This book is a rebuttal (?) to a prior book called The Benedict Option. I haven’t read that book yet.
Apparently, The Benedict Option claimed that the world was so fundamentally broken that Christians should just retreat to our own spaces and wait for the end of the world (I assume – that’s the gist I got from Boniface, but I haven’t read Benedict).
This book rejects that. It says that Christians need to stand and fight.
The book is named for Saint Boniface who went to Germany in the 700s and cut down a tree that was sacred to the pagans. When he was somehow not subsequently killed by their gods, they converted to Christianity.
And that’s the gist of the book – Christians need to actively fight for their faith in a world gone completely insane.
Understand that this is a very angry book. The author – a Minnesota pastor named Andrew Isker – lays things on very thick. He has a lot of pejorative names:
- “Trashworld”
- “Bugmen”
- “Fake and gay” (he goes to lengths to explain what he means by this – he has a logic to it)
And there are so many adjectives and descriptive phrases: “repulsive,” “repugnant,” “wretched,” “filthy,” etc. He constantly hammers on the point that the world has gone crazy and isn’t even remotely related to how humans were meant to live.
I’m not going to fault Isker for his anger. It gets a little annoying and tiring, but everyone has a right to be angry.
And I absolutely agree with him on one point in particular: the social fabric of the country (the world?) is broken. People (especially men) have few friends (I’ve written about this at length before).
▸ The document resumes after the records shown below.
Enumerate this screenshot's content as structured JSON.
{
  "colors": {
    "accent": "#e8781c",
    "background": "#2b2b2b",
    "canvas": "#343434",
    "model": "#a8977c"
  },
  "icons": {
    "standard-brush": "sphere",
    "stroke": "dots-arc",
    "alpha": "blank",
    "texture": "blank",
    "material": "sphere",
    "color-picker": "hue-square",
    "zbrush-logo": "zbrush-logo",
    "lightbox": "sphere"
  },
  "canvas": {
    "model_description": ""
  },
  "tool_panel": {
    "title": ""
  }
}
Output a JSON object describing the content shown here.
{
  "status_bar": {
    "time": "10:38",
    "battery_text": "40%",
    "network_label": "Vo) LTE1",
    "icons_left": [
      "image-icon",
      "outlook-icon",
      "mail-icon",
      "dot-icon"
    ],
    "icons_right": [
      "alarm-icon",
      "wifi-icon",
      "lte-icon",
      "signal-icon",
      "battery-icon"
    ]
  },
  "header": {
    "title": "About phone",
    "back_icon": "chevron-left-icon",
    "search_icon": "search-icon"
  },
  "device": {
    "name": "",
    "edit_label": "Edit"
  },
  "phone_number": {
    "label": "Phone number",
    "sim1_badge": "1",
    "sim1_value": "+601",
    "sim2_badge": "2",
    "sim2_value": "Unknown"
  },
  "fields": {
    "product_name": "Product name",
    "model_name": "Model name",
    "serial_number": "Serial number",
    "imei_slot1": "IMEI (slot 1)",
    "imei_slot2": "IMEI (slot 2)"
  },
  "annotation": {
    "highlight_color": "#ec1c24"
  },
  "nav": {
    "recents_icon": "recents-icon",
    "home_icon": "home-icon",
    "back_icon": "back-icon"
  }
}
Isker talks about how humans are isolated from each other because of the way the world has evolved, and we’re starved for real relationships. Every word of this rang true with me.
But he then heads into some really sketchy territory, particular around women’s rights. He believes that feminism is fundamentally responsible for the world’s decline – to the point where he doesn’t believe women should have been given the right to vote. He very starkly believes that women belong in the home, making babies, home-schooling the children, and men should provide for their families. To him, the Western world’s move away from this mode of living was the turning point of history.
Additionally, Isker feels that men have lost their manliness. He feels that we’re physically weak and defeated because of the lack of manual labor and the current American diet. He implies that seed oils are causing testosterone levels to fall, and this might be a conspiracy to weaken and control men. He says we need to lose weight and exercise more (total agreement from me on that point too).
He uses the word “they” a lot, like: “That what they want you to think!” He never quite explains who “they” is. I get the feeling that he believes there’s a coordinated conspiracy going on, with some kind of centralized control.